It is, however, further contended that the defendant is not liable, because the judge presiding found as matter of fact that the note was given by the defendant without negligence on his part. But it was an error on the part of the judge to make such finding. *63What constitutes negligence in a case like this, where the facts are clear and unequivocal, is a question of law. The testimony of the defendant is uncontradicted. No fact is in doubt or dispute ; no question about motive or intent to be judged of.

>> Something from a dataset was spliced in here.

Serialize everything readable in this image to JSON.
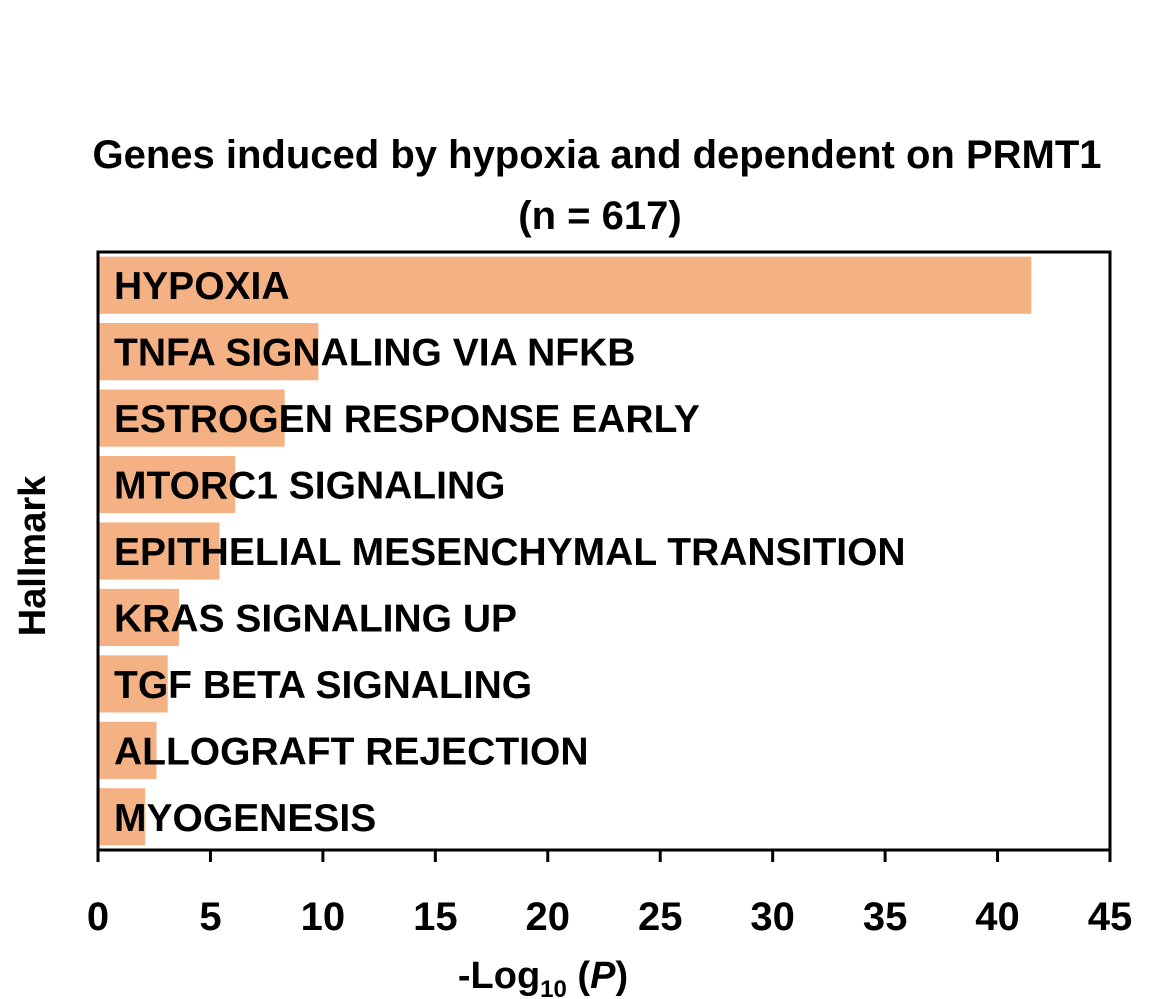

There are no attendant circumstances or exigencies to be weighed or considered, affecting the rights of the parties. The whole evidence, with all possible inferences which can be legitimately based upon it, cannot exculpate the defendant from the negligence imputed to him. Therefore it was not competent for the judge to make the deduction upon the facts that he did make. The point was one of law, and not of fact; and wrongly decided. This conclusion is well sustained by the authorities. Gilbert v. Woodbury, 22 Maine, 246. Davis v. Greene, id., 254. Todd v. Whitney, 27 Maine, 480. Sawyer v. Nichols, 40 Maine, 212. Lane v. O. C. & F. R. R. Co., 14 Gray, 143. Gavett v. M. & L. R. Co., 16 Gray, 501. Gahagan v. B. & L. R. Co., 1 Allen, 187.
Exceptions sustained.
New trial granted.
Appleton, O. J., Walton, Dickerson, Barrows and Virgin, JJ., concurred.